Each constant satisfies `ModelConstant<TEndpoint>` where `TEndpoint` is one of:

```ts
type EndpointCategory =
  | 'chat'
  | 'embedding'
  | 'transcription'
  | 'audio-translation'
  | 'translation'
  | 'speech'
  | 'ocr'
  | 'image'
```

## API

### `createQvac(options?: QvacOptions): QvacProvider`

Factory returning a branded Vercel AI SDK provider. Wraps `createOpenAICompatible` with QVAC defaults.

```ts
interface QvacOptions {
  baseURL?: string                       // default: see Default base URL
  apiKey?: string                        // default: 'qvac'
  headers?: Record<string, string>       // default: {}
  fetch?: typeof fetch                   // default: globalThis.fetch
}
```

### `qvac`

A default `createQvac()` instance with all defaults. Convenient for quick scripts; explicit `createQvac({ baseURL })` is recommended.

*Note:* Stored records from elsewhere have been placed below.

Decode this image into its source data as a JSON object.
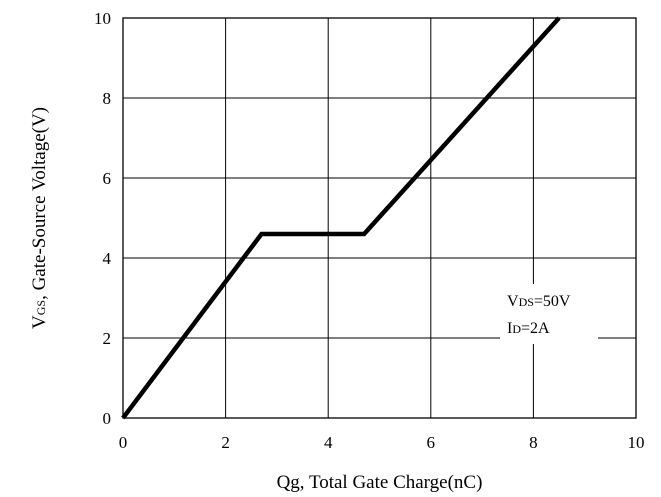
{
  "chart_data": {
    "type": "line",
    "title": "",
    "xlabel": "Qg, Total Gate Charge(nC)",
    "ylabel": {
      "prefix": "V",
      "subscript": "GS",
      "rest": ", Gate-Source Voltage(V)"
    },
    "xlim": [
      0,
      10
    ],
    "ylim": [
      0,
      10
    ],
    "xticks": [
      "0",
      "2",
      "4",
      "6",
      "8",
      "10"
    ],
    "yticks": [
      "0",
      "2",
      "4",
      "6",
      "8",
      "10"
    ],
    "grid": true,
    "series": [
      {
        "x": [
          0,
          2.7,
          4.7,
          8.5
        ],
        "y": [
          0,
          4.6,
          4.6,
          10
        ]
      }
    ],
    "annotations": [
      {
        "prefix": "V",
        "subscript": "DS",
        "rest": "=50V"
      },
      {
        "prefix": "I",
        "subscript": "D",
        "rest": "=2A"
      }
    ],
    "colors": {
      "line": "#000000",
      "grid": "#000000",
      "background": "#ffffff"
    }
  }
}
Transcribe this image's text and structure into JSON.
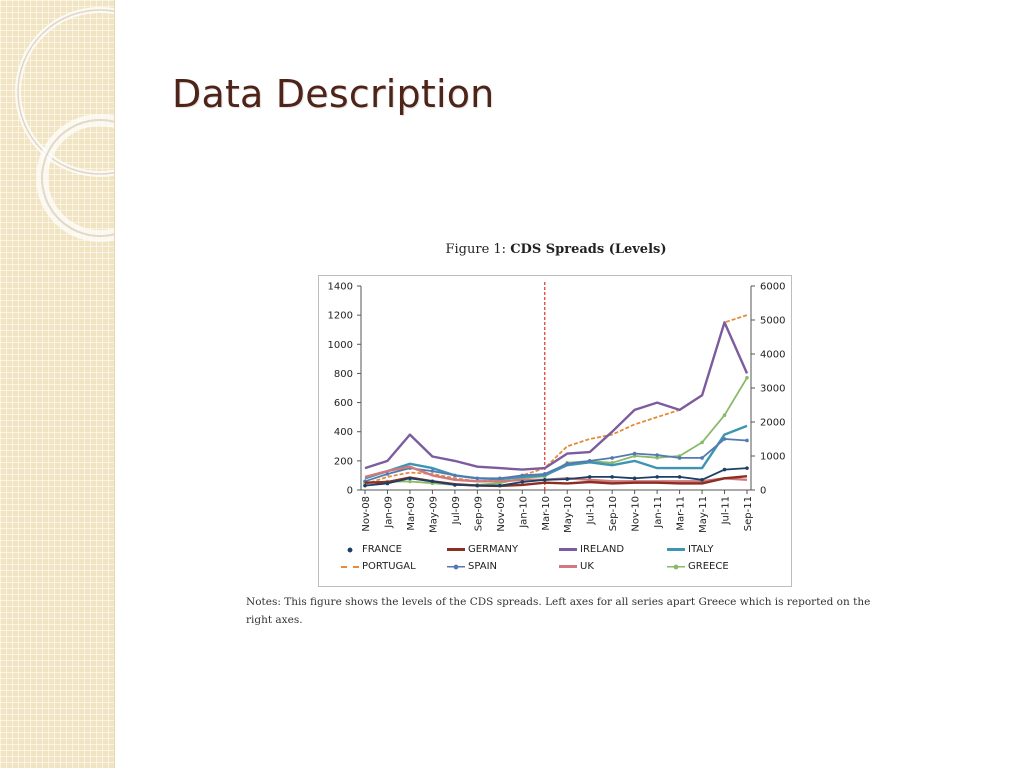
{
  "slide": {
    "title": "Data Description",
    "colors": {
      "title": "#4e2318",
      "band": "#f1e4c3",
      "ring": "#d9d2c2"
    }
  },
  "figure": {
    "caption_prefix": "Figure 1:",
    "caption_bold": "CDS Spreads (Levels)",
    "notes": "Notes: This figure shows the levels of the CDS spreads. Left axes for all series apart Greece which is reported on the right axes."
  },
  "chart_data": {
    "type": "line",
    "x": [
      "Nov-08",
      "Jan-09",
      "Mar-09",
      "May-09",
      "Jul-09",
      "Sep-09",
      "Nov-09",
      "Jan-10",
      "Mar-10",
      "May-10",
      "Jul-10",
      "Sep-10",
      "Nov-10",
      "Jan-11",
      "Mar-11",
      "May-11",
      "Jul-11",
      "Sep-11"
    ],
    "ylim_left": [
      0,
      1400
    ],
    "yticks_left": [
      0,
      200,
      400,
      600,
      800,
      1000,
      1200,
      1400
    ],
    "ylim_right": [
      0,
      6000
    ],
    "yticks_right": [
      0,
      1000,
      2000,
      3000,
      4000,
      5000,
      6000
    ],
    "grid": false,
    "legend_position": "bottom",
    "vertical_marker": {
      "x": "Mar-10",
      "style": "dashed",
      "color": "#e0302a"
    },
    "series": [
      {
        "name": "FRANCE",
        "axis": "left",
        "color": "#1d3f66",
        "style": "marker",
        "values": [
          30,
          45,
          80,
          60,
          35,
          30,
          30,
          55,
          70,
          75,
          90,
          90,
          80,
          90,
          90,
          70,
          140,
          150
        ]
      },
      {
        "name": "GERMANY",
        "axis": "left",
        "color": "#8b2f23",
        "style": "solid",
        "values": [
          50,
          55,
          85,
          60,
          40,
          30,
          28,
          35,
          50,
          45,
          55,
          45,
          50,
          50,
          45,
          45,
          80,
          95
        ]
      },
      {
        "name": "IRELAND",
        "axis": "left",
        "color": "#7c5b9e",
        "style": "solid",
        "values": [
          150,
          200,
          380,
          230,
          200,
          160,
          150,
          140,
          150,
          250,
          260,
          400,
          550,
          600,
          550,
          650,
          1150,
          800
        ]
      },
      {
        "name": "ITALY",
        "axis": "left",
        "color": "#3e95b1",
        "style": "solid",
        "values": [
          80,
          130,
          180,
          150,
          100,
          80,
          75,
          90,
          100,
          170,
          190,
          170,
          200,
          150,
          150,
          150,
          380,
          440
        ]
      },
      {
        "name": "PORTUGAL",
        "axis": "left",
        "color": "#e58b3a",
        "style": "dashed",
        "values": [
          40,
          90,
          120,
          110,
          80,
          60,
          70,
          100,
          150,
          300,
          350,
          380,
          450,
          500,
          550,
          650,
          1150,
          1200
        ]
      },
      {
        "name": "SPAIN",
        "axis": "left",
        "color": "#5579b1",
        "style": "marker",
        "values": [
          60,
          110,
          150,
          130,
          100,
          80,
          80,
          100,
          110,
          180,
          200,
          220,
          250,
          240,
          220,
          220,
          350,
          340
        ]
      },
      {
        "name": "UK",
        "axis": "left",
        "color": "#d17a7e",
        "style": "solid",
        "values": [
          90,
          130,
          160,
          100,
          70,
          60,
          60,
          70,
          70,
          80,
          70,
          60,
          60,
          60,
          60,
          60,
          80,
          70
        ]
      },
      {
        "name": "GREECE",
        "axis": "right",
        "color": "#8ab968",
        "style": "marker",
        "values": [
          200,
          250,
          250,
          200,
          150,
          150,
          200,
          350,
          400,
          800,
          850,
          800,
          1000,
          950,
          1000,
          1400,
          2200,
          3300
        ]
      }
    ]
  }
}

<Callout type="warn" title="Default provider port does not match HTTP server's default port.">
  The provider defaults to `http://127.0.0.1:11435/v1`, while `qvac serve openai` listens on `11434` by default. This mismatch is intentional — `11434` collides with Ollama, so the provider ships a placeholder port until the CLI default is changed. Until then, **always pass `baseURL` explicitly** when calling `createQvac({ baseURL })`, matching the port your `qvac serve openai` instance is bound to (e.g. `http://127.0.0.1:11434/v1` for the CLI default).
</Callout>

### `models`, `allModels`, `ModelConstant`, `EndpointCategory`

Re-exported model metadata. See [Model metadata](#model-metadata).